There’s something to be said about the resilience of Renée Zellweger. After a 6 year absence, it’s fitting that she returns to mainstream audiences in the comfortable albeit accident-prone shoes of Bridget Jones. She feels right at home here, and I must say, it’s nice to have her back. Bridget Jones’s Baby finds our modern woman at 43, single and wrestling with the notion that (save for her “ideal weight” and producing gig on an international news station) certain prospects in her life are further behind than ahead.
However, none of this initially phases her, and she readily owns it, consistently remarking how great she looks and feels. One can’t help but see Zellweger coming through, given her recent change in appearance two years ago, and the overblown, unnecessary scrutiny that followed. She channels this grit and determination into Jones never more so than in the film’s first act, wherein she and news anchor work buddy Miranda (played by an equally sparky Sarah Solemani, filling in as requisite rom-com bestie) head to what appears to be the most generic music festival in existence.

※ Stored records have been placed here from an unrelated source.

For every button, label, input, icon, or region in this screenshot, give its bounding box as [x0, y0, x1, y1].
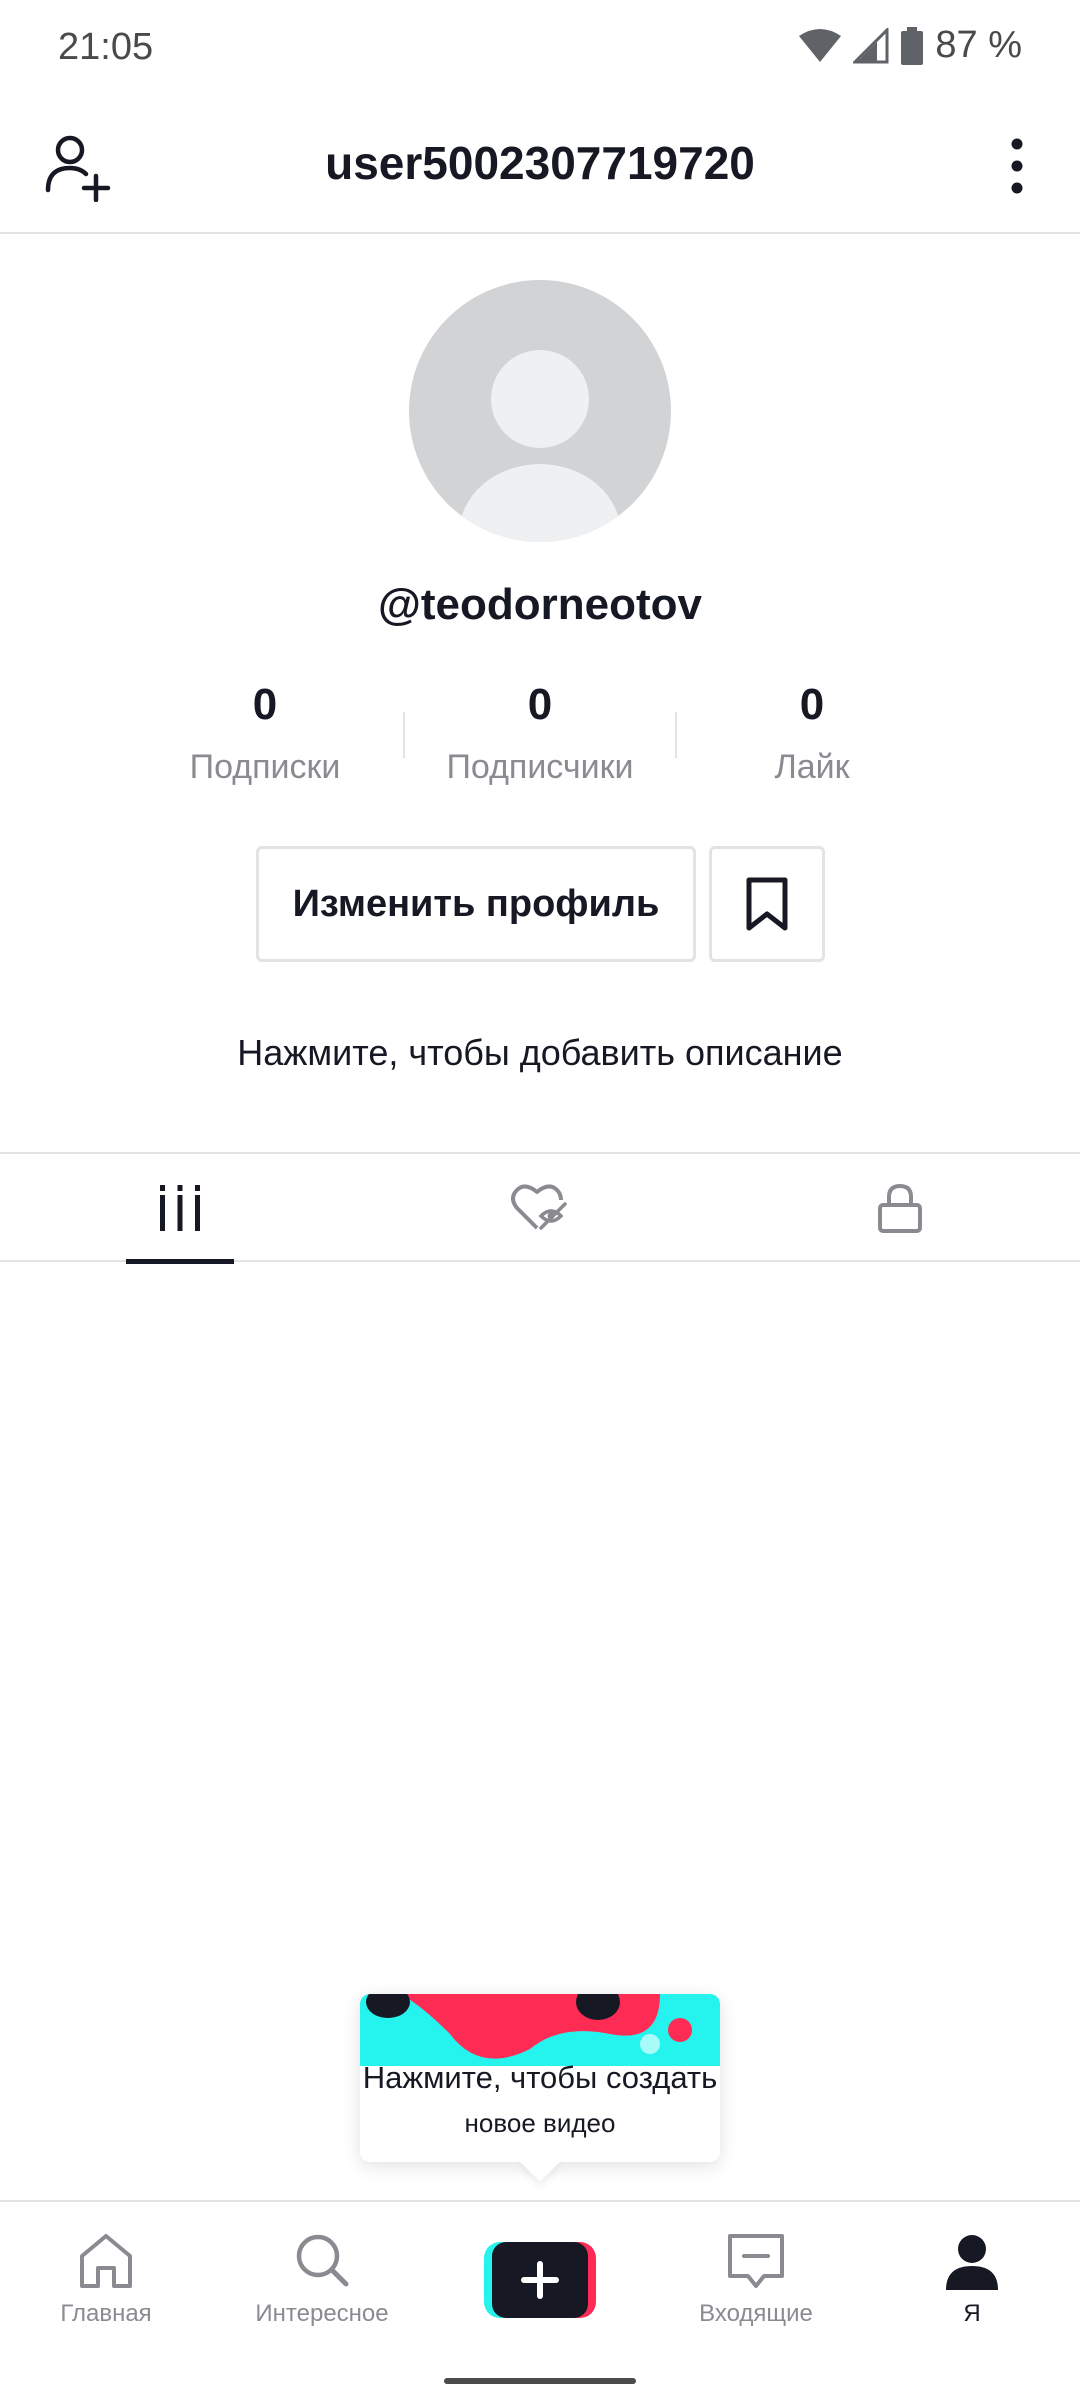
create-plus-icon: [484, 2242, 596, 2318]
lock-icon: [878, 1183, 922, 1233]
nav-profile[interactable]: Я: [872, 2232, 1072, 2328]
nav-label: Главная: [60, 2300, 152, 2327]
gesture-navigation-bar[interactable]: [444, 2378, 636, 2384]
profile-stats: 0 Подписки 0 Подписчики 0 Лайк: [130, 680, 950, 800]
avatar-placeholder-body: [459, 464, 621, 542]
profile-header: user5002307719720: [0, 96, 1080, 234]
nav-discover[interactable]: Интересное: [222, 2232, 422, 2328]
more-options-button[interactable]: [992, 132, 1042, 202]
create-video-button[interactable]: [484, 2242, 596, 2318]
inbox-icon: [728, 2234, 784, 2288]
tooltip-arrow: [520, 2142, 560, 2182]
liked-hidden-icon: [511, 1184, 567, 1230]
active-tab-indicator: [126, 1259, 234, 1264]
username: @teodorneotov: [377, 580, 702, 629]
stat-label: Подписчики: [446, 748, 634, 786]
bottom-navigation: Главная Интересное Входящие Я: [0, 2200, 1080, 2400]
avatar[interactable]: [409, 280, 671, 542]
tooltip-banner-art: [360, 1994, 720, 2066]
home-icon: [80, 2234, 132, 2288]
edit-profile-button[interactable]: Изменить профиль: [256, 846, 696, 962]
bookmark-icon: [746, 877, 788, 931]
tooltip-splash-graphic: [360, 1994, 720, 2066]
tab-videos[interactable]: [0, 1154, 360, 1264]
stat-likes[interactable]: 0 Лайк: [677, 680, 947, 787]
status-bar: 21:05 87 %: [0, 0, 1080, 96]
favorites-button[interactable]: [709, 846, 825, 962]
stat-following[interactable]: 0 Подписки: [130, 680, 400, 787]
wifi-icon: [799, 28, 842, 62]
status-time: 21:05: [58, 26, 154, 68]
tooltip-title: Нажмите, чтобы создать: [362, 2060, 718, 2095]
nav-label: Входящие: [699, 2300, 813, 2327]
stat-followers[interactable]: 0 Подписчики: [405, 680, 675, 787]
cellular-signal-icon: [853, 27, 889, 63]
stat-value: 0: [799, 680, 825, 729]
tab-liked[interactable]: [360, 1154, 720, 1262]
stat-value: 0: [527, 680, 553, 729]
profile-icon: [946, 2235, 998, 2290]
battery-percentage: 87 %: [935, 24, 1022, 66]
create-video-tooltip[interactable]: Нажмите, чтобы создать новое видео: [360, 1994, 720, 2182]
avatar-placeholder-head: [491, 350, 589, 448]
nav-inbox[interactable]: Входящие: [656, 2232, 856, 2328]
status-icons: 87 %: [799, 24, 1022, 67]
stat-value: 0: [252, 680, 278, 729]
stat-label: Лайк: [774, 748, 850, 786]
add-bio-prompt[interactable]: Нажмите, чтобы добавить описание: [0, 1032, 1080, 1074]
battery-icon: [901, 26, 924, 65]
search-icon: [296, 2234, 349, 2287]
tooltip-subtitle: новое видео: [464, 2108, 616, 2138]
more-vertical-icon: [1011, 138, 1023, 194]
content-tabs: [0, 1152, 1080, 1264]
nav-home[interactable]: Главная: [6, 2232, 206, 2328]
page-title: user5002307719720: [325, 137, 755, 189]
tab-private[interactable]: [720, 1154, 1080, 1262]
nav-label: Интересное: [255, 2300, 389, 2327]
stat-label: Подписки: [189, 748, 341, 786]
nav-label: Я: [963, 2300, 981, 2327]
grid-videos-icon: [160, 1185, 200, 1231]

The two get into your garden-variety drunk slapstick hijinks (including an overlong and wildly unfunny Ed Sheeran cameo) which culminate in Bridget sleeping with 2007’s favorite salt-n-pepper heartthrob: Patrick Dempsey. Dempsey plays dating website magnate Jack Qwant (that name – woof) with a surprising amount of dexterity. Equal parts charming and handsome, with a touch of Silicon Valley pretentiousness, he’s here not so much as a romantic foil as he is a romantic conundrum.
Post-festival rendezvous, Bridget reconnects with long lost love Mark Darcy (cue a sigh of relief at the return of Colin Firth’s effortless affability), who is on the verge of divorce from his current wife. As is typical of the franchise, things get complicated when the two also wind up in bed together, followed a few brief scenes later by a pregnancy test confirming – whoops – the titular baby. With paternity in question, things coast along in a run-of-the-mill, baby on board romantic comedy – competing fathers-to-be and preggo jokes to boot.
I use the word “coast” quite readily, as the script is full of landmine subplots ready to derail the film at any moment, but our leads – aided by the ever-welcome presence of Emma Thompson as Bridget’s doctor (the film’s MVP, bless her heart) – manage to float on by as if willing the film to bring a smile to your face. At its best, it allows them to do what they’re more than comfortable doing. At its worst, it makes the same mistakes as last year’s The Intern – feeling like a room full of aging marketers trying desperately to appeal to that elusive white whale of millennial sensibility (Beards! Man-buns! Social media! music festivals!). A bloated storyline involving Bridget’s producing job (which she’s terrible at), pigeonholes every twenty-to-thirtysomething as a hipster, and hinges its jokes on references that are 5 years to a decade too late. (Remember Gangnam Style, or cats that look like Hitler?)
In spite of its slightly excessive runtime and a handful of millennial-pandering beats, Bridget Jones’s Baby is brought to term by the buckets of undeniable charm and charisma present in its performances, delivering an appropriate “welcome back” to one of the genre’s most reliable leading ladies.
Bridget Jones’s Baby is now in wide release.